Fig 3 – Add Project Reference

Then check the SimpleRPG.Game project and click OK.

Fig 4 – Project Reference Dialog

Adding First Unit Test

We’re going to add a simple class to test in the game project so that we can then validate the xUnit project. Add a TestClass.cs file to the SimpleRPG.Game with the following code:

namespace SimpleRPG.Game
    public class TestClass
        public string Name { get; private set; } = string.Empty;

        public bool DoSomething(string value)
            this.Name = value;
            return true;

Then, in the test project (SimpleRPG.Game.Tests), create a new C# file named TestClassTests.cs. By convention, I usually name the test class with <class-name>Tests class. This makes it easy to find the matching source and test files.

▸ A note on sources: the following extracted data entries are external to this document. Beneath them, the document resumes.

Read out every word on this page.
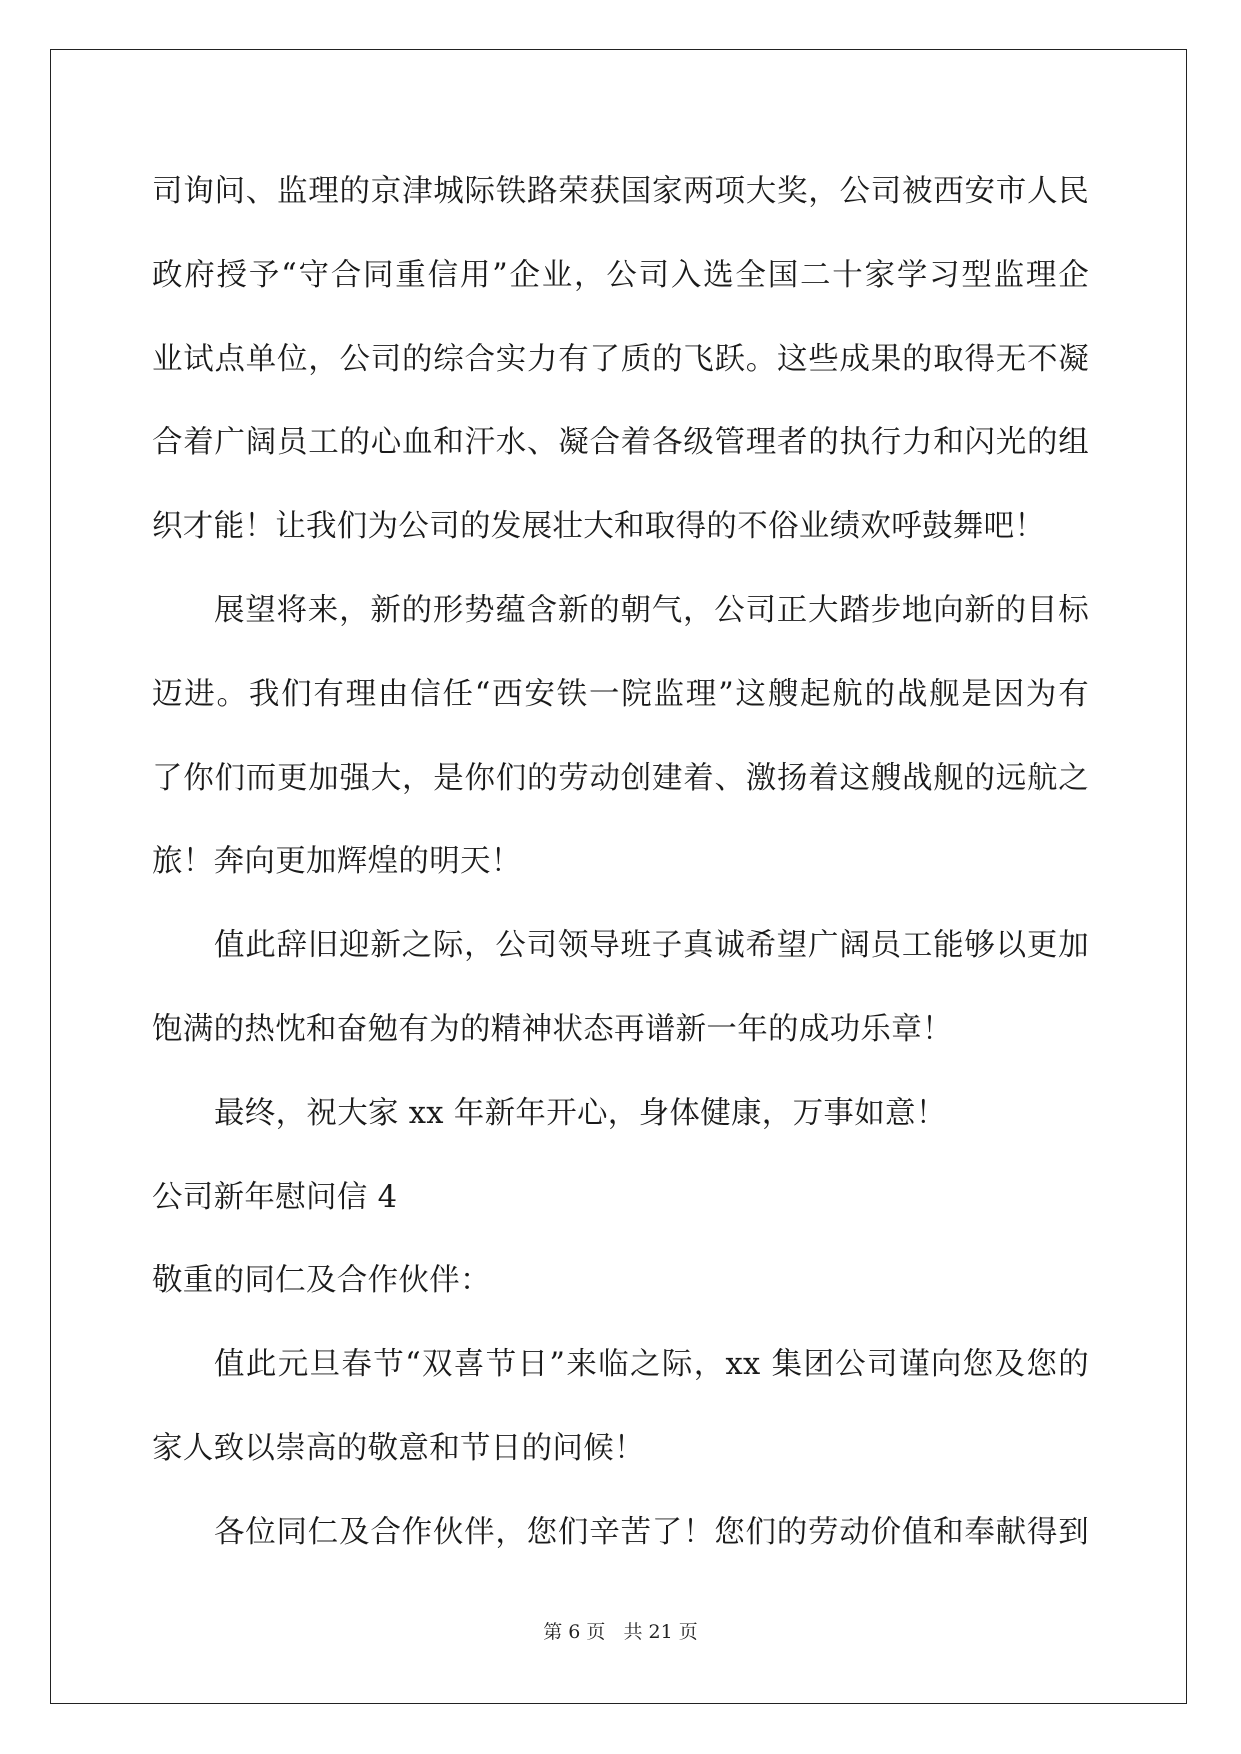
司询问、监理的京津城际铁路荣获国家两项大奖，公司被西安市人民
政府授予“守合同重信用”企业，公司入选全国二十家学习型监理企
业试点单位，公司的综合实力有了质的飞跃。这些成果的取得无不凝
合着广阔员工的心血和汗水、凝合着各级管理者的执行力和闪光的组
织才能！让我们为公司的发展壮大和取得的不俗业绩欢呼鼓舞吧！
展望将来，新的形势蕴含新的朝气，公司正大踏步地向新的目标
迈进。我们有理由信任“西安铁一院监理”这艘起航的战舰是因为有
了你们而更加强大，是你们的劳动创建着、激扬着这艘战舰的远航之
旅！奔向更加辉煌的明天！
值此辞旧迎新之际，公司领导班子真诚希望广阔员工能够以更加
饱满的热忱和奋勉有为的精神状态再谱新一年的成功乐章！
最终，祝大家 xx 年新年开心，身体健康，万事如意！
公司新年慰问信 4
敬重的同仁及合作伙伴：
值此元旦春节“双喜节日”来临之际，xx 集团公司谨向您及您的
家人致以崇高的敬意和节日的问候！
各位同仁及合作伙伴，您们辛苦了！您们的劳动价值和奉献得到
第 6 页 共 21 页
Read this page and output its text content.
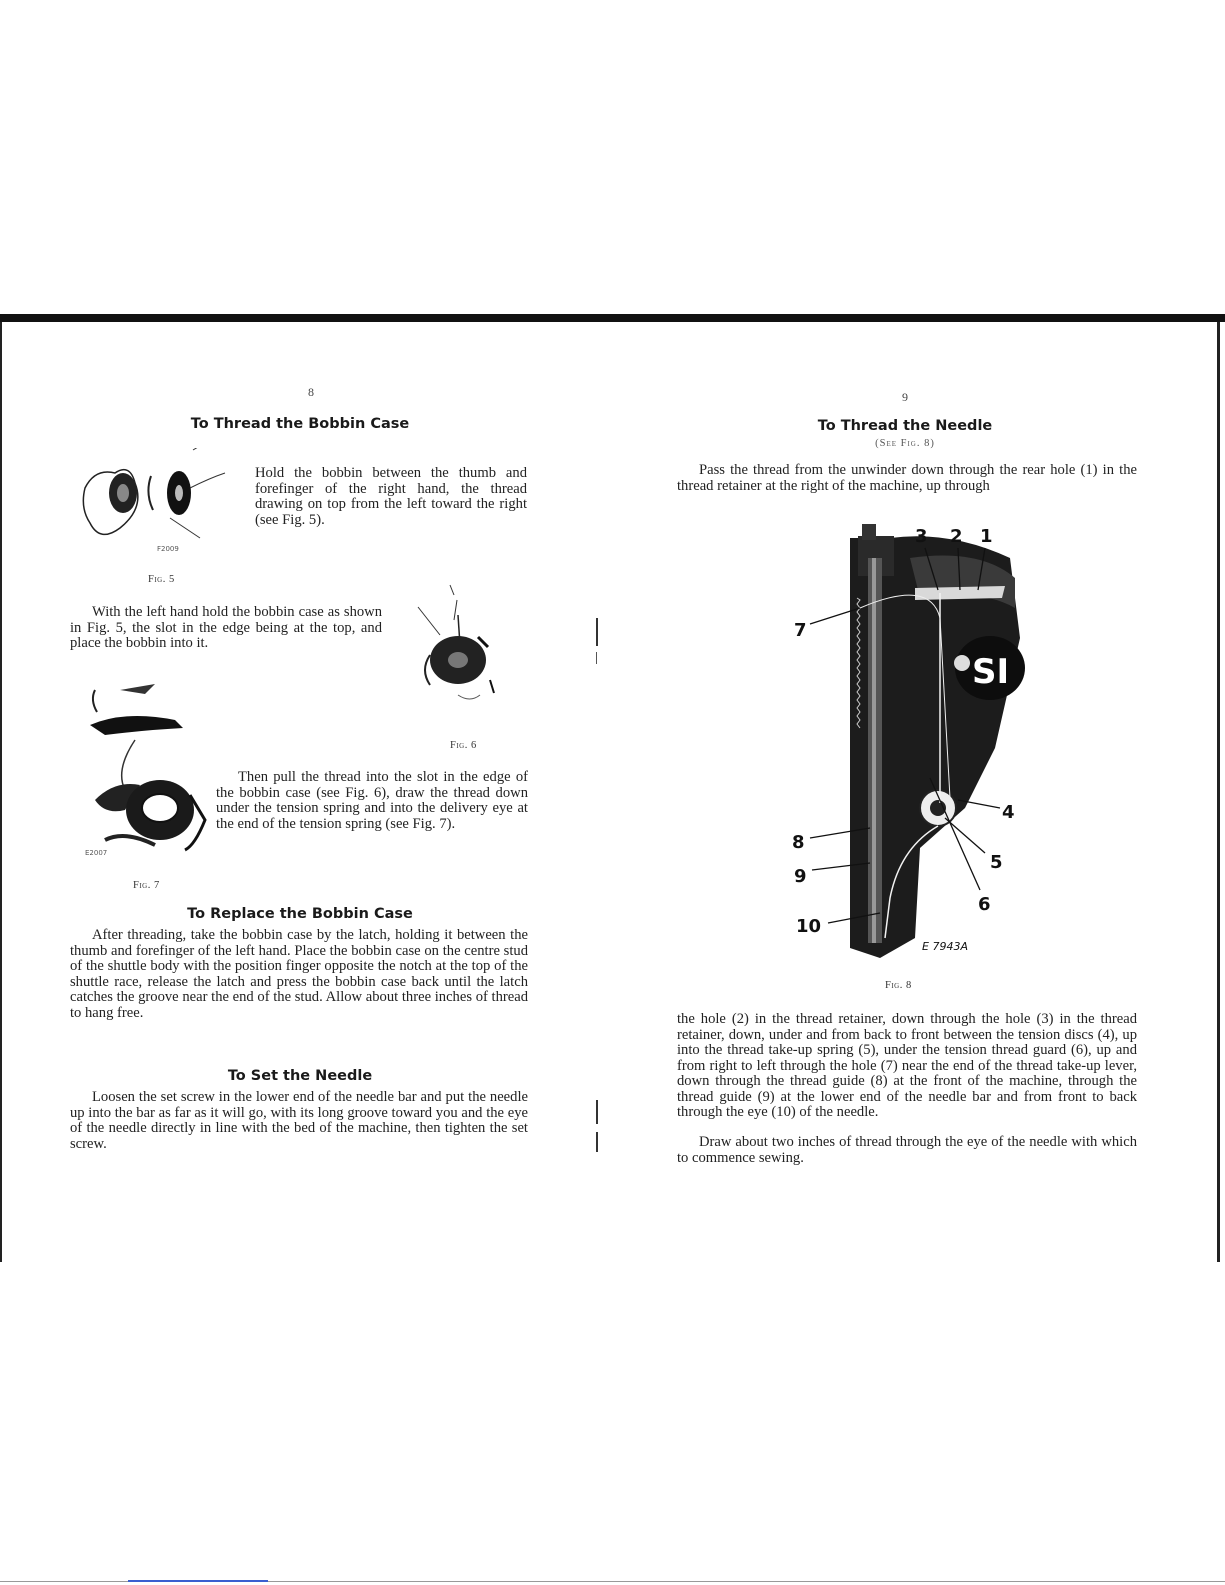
8
To Thread the Bobbin Case
F2009
Hold the bobbin between the thumb and forefinger of the right hand, the thread drawing on top from the left toward the right (see Fig. 5).
Fig. 5
With the left hand hold the bobbin case as shown in Fig. 5, the slot in the edge being at the top, and place the bobbin into it.
Fig. 6
E2007
Then pull the thread into the slot in the edge of the bobbin case (see Fig. 6), draw the thread down under the tension spring and into the delivery eye at the end of the tension spring (see Fig. 7).
Fig. 7
To Replace the Bobbin Case
After threading, take the bobbin case by the latch, holding it between the thumb and forefinger of the left hand. Place the bobbin case on the centre stud of the shuttle body with the position finger opposite the notch at the top of the shuttle race, release the latch and press the bobbin case back until the latch catches the groove near the end of the stud. Allow about three inches of thread to hang free.
To Set the Needle
Loosen the set screw in the lower end of the needle bar and put the needle up into the bar as far as it will go, with its long groove toward you and the eye of the needle directly in line with the bed of the machine, then tighten the set screw.
9
To Thread the Needle
(See Fig. 8)
Pass the thread from the unwinder down through the rear hole (1) in the thread retainer at the right of the machine, up through
SI
3 2 1
7
4
8
5
9
6
10
E 7943A
Fig. 8
the hole (2) in the thread retainer, down through the hole (3) in the thread retainer, down, under and from back to front between the tension discs (4), up into the thread take-up spring (5), under the tension thread guard (6), up and from right to left through the hole (7) near the end of the thread take-up lever, down through the thread guide (8) at the front of the machine, through the thread guide (9) at the lower end of the needle bar and from front to back through the eye (10) of the needle.
Draw about two inches of thread through the eye of the needle with which to commence sewing.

In that class, add the first test:

using Xunit;

namespace SimpleRPG.Game.Tests
    public class TestClassTests
        public void DoSomething_Test()
            // arrange
            var cut = new TestClass();

            // act
            var result = cut.DoSomething("TestAbc");

            // assert
            Assert.Equal("TestAbc", cut.Name);

Here are some items of interest with the test code:

  • The test class must be public to be discovered by the test framework.
  • The test method must have the [Fact] attribute on it.
  • Our tests follow the structure:
    • arrange – setup the prerequisites for the test.
    • act – perform the actual test on the method.
    • assert – validate the results of the method being tested.
  • Keep the tests independent from one another so that they run consistently.

Now we are ready to cleanly build both projects.

Running the Tests

After our code and tests are built, we can run the tests inside of Visual Studio.

If we haven’t done it before, open up the Test Explorer by going to the main menu and selecting Test > Test Explorer.

Fig 5 – Test Explorer

Then, click on the Run All Test button (the left-most button on the toolbar). This will rebuild our code (if that’s needed), and then run the tests. For the first test, everything should run cleanly.

Fig 6 – Show Successful Test

We can navigate down the tree to see individual test results. The green checkmark means the test succeeded. If the tests fail, we will see a red X next to the failing test. Play around with the Test Explorer, it has lots of features to help us run and debug our tests.

In conclusion, we now have:

  • Our game and test projects.
  • Our first unit test.
  • And a passing test.

When we get to a good logical breakpoint like this, with all of our tests passing, it’s always a good time to commit our changes. Before we move to the next step.

Note: I will be adding unit tests throughout the development of the Simple RPG game. We won’t discuss all of the tests but we can review them in the Git repository. We will definitely highlight any important tests as we go.